On January 1, the complex web of quotas that has for 40 years regulated the world textile and apparel trade comes to an end. While consumers may welcome lower prices, the U.S. textile industry feels its future is threatened.

It's not only American producers who feel threatened. Industry experts say that as highly efficient China and India exert their power in the market, the first to suffer may be producers in Southeast Asia, Africa and Latin America.

But in the American textile producing states of North and South Carolina there is deep pessimism. Dozens of plants have closed in recent years and far more dislocation is anticipated. Jim Schollaert is a spokesman for the American textile industry. He says as many as two-thirds of the remaining U.S. textile jobs could be lost.

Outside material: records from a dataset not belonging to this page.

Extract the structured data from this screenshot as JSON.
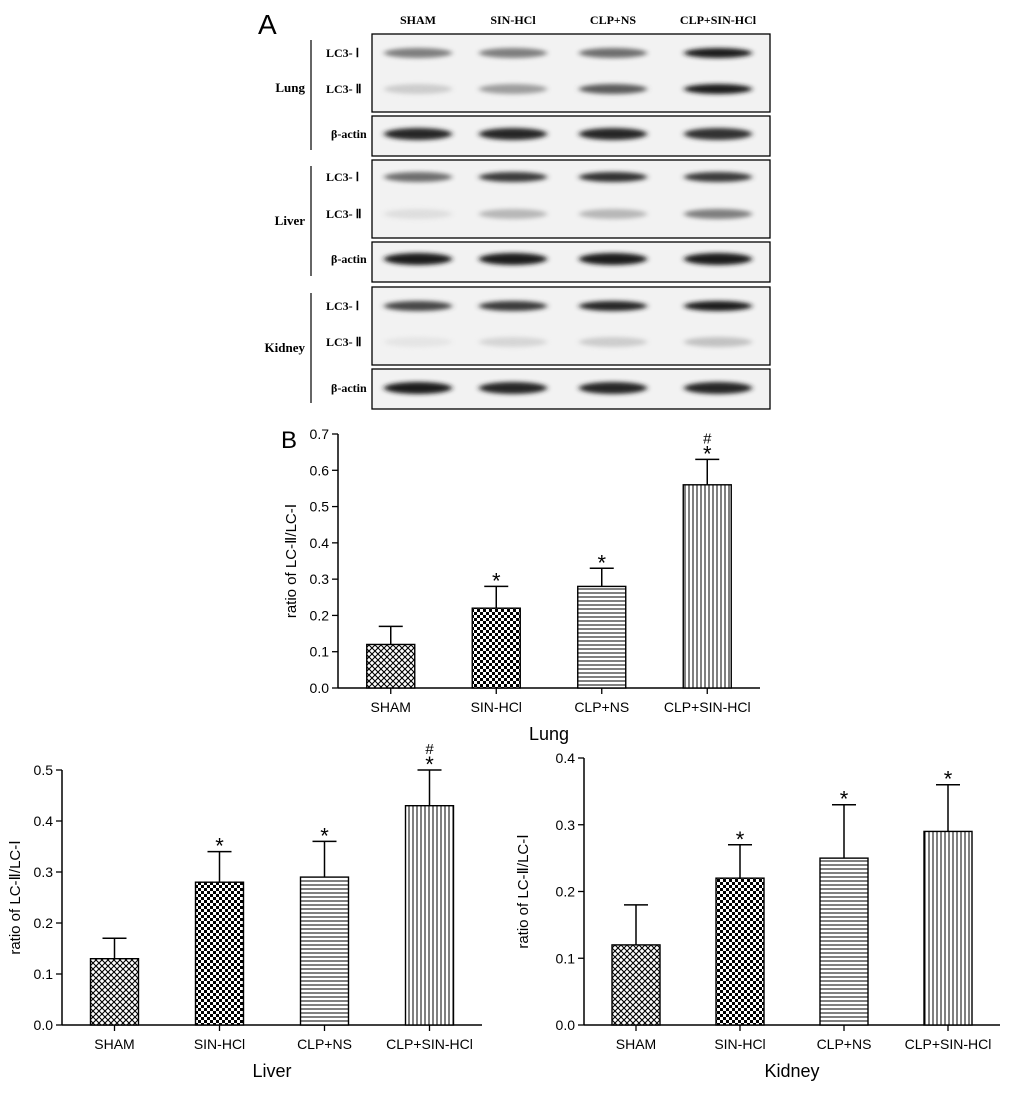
{
  "panel_a": {
    "letter": "A",
    "lanes": [
      "SHAM",
      "SIN-HCl",
      "CLP+NS",
      "CLP+SIN-HCl"
    ],
    "tissues": [
      {
        "name": "Lung",
        "lc3_labels": [
          "LC3- Ⅰ",
          "LC3- Ⅱ"
        ],
        "actin_label": "β-actin",
        "lc3_i_intensity": [
          0.55,
          0.55,
          0.6,
          0.95
        ],
        "lc3_ii_intensity": [
          0.25,
          0.45,
          0.65,
          0.95
        ],
        "actin_intensity": [
          0.9,
          0.9,
          0.9,
          0.85
        ]
      },
      {
        "name": "Liver",
        "lc3_labels": [
          "LC3- Ⅰ",
          "LC3- Ⅱ"
        ],
        "actin_label": "β-actin",
        "lc3_i_intensity": [
          0.6,
          0.8,
          0.85,
          0.8
        ],
        "lc3_ii_intensity": [
          0.15,
          0.35,
          0.35,
          0.55
        ],
        "actin_intensity": [
          0.95,
          0.95,
          0.95,
          0.95
        ]
      },
      {
        "name": "Kidney",
        "lc3_labels": [
          "LC3- Ⅰ",
          "LC3- Ⅱ"
        ],
        "actin_label": "β-actin",
        "lc3_i_intensity": [
          0.75,
          0.8,
          0.9,
          0.95
        ],
        "lc3_ii_intensity": [
          0.1,
          0.2,
          0.25,
          0.3
        ],
        "actin_intensity": [
          0.95,
          0.9,
          0.9,
          0.9
        ]
      }
    ]
  },
  "chart_data": [
    {
      "type": "bar",
      "panel_letter": "B",
      "title": "",
      "xlabel": "Lung",
      "ylabel": "ratio of LC-Ⅱ/LC-Ⅰ",
      "categories": [
        "SHAM",
        "SIN-HCl",
        "CLP+NS",
        "CLP+SIN-HCl"
      ],
      "values": [
        0.12,
        0.22,
        0.28,
        0.56
      ],
      "errors": [
        0.05,
        0.06,
        0.05,
        0.07
      ],
      "annotations": [
        "",
        "*",
        "*",
        "#\n*"
      ],
      "ylim": [
        0,
        0.7
      ],
      "yticks": [
        "0.0",
        "0.1",
        "0.2",
        "0.3",
        "0.4",
        "0.5",
        "0.6",
        "0.7"
      ],
      "patterns": [
        "diamond",
        "checker",
        "hlines",
        "vlines"
      ],
      "grid": false
    },
    {
      "type": "bar",
      "title": "",
      "xlabel": "Liver",
      "ylabel": "ratio of LC-Ⅱ/LC-Ⅰ",
      "categories": [
        "SHAM",
        "SIN-HCl",
        "CLP+NS",
        "CLP+SIN-HCl"
      ],
      "values": [
        0.13,
        0.28,
        0.29,
        0.43
      ],
      "errors": [
        0.04,
        0.06,
        0.07,
        0.07
      ],
      "annotations": [
        "",
        "*",
        "*",
        "#\n*"
      ],
      "ylim": [
        0,
        0.5
      ],
      "yticks": [
        "0.0",
        "0.1",
        "0.2",
        "0.3",
        "0.4",
        "0.5"
      ],
      "patterns": [
        "diamond",
        "checker",
        "hlines",
        "vlines"
      ],
      "grid": false
    },
    {
      "type": "bar",
      "title": "",
      "xlabel": "Kidney",
      "ylabel": "ratio of LC-Ⅱ/LC-Ⅰ",
      "categories": [
        "SHAM",
        "SIN-HCl",
        "CLP+NS",
        "CLP+SIN-HCl"
      ],
      "values": [
        0.12,
        0.22,
        0.25,
        0.29
      ],
      "errors": [
        0.06,
        0.05,
        0.08,
        0.07
      ],
      "annotations": [
        "",
        "*",
        "*",
        "*"
      ],
      "ylim": [
        0,
        0.4
      ],
      "yticks": [
        "0.0",
        "0.1",
        "0.2",
        "0.3",
        "0.4"
      ],
      "patterns": [
        "diamond",
        "checker",
        "hlines",
        "vlines"
      ],
      "grid": false
    }
  ]
}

"Depending on how successful our efforts are in invoking some protection against predatory trade practices, we could lose as many as 500,000 jobs in short order, in the course of 2005," said Jim Schollaert.

U.S. textile producers are pushing the Bush administration to invoke a safeguard provision that would limit the growth of U.S. textile imports from China to 7.5 percent this year. Chinese textile sales in the United States rose more than 30 percent in 2004.

Mr. Schollaert is dismissive of recent Chinese promises to exercise restraint in textile exports.

"Even the Chinese admit that they [these new administrative measures] will not have much effect," he said. "We're talking about minuscule little export taxes which will be imposed totally under the control of the Chinese and, of course, any revenues they collect will go to the Chinese government."

Others are not as pessimistic about the future of the U.S. textile and apparel industry. They say that domestic producers benefit not only from a location adjacent to their market but also from modern plants that can quickly change output to suit market demands.

Experts do tend to agree that dramatic change in the global industry is unlikely to be apparent for another three to six months. Producers and importers, they say, are unlikely to make decisions that could create sudden dislocation.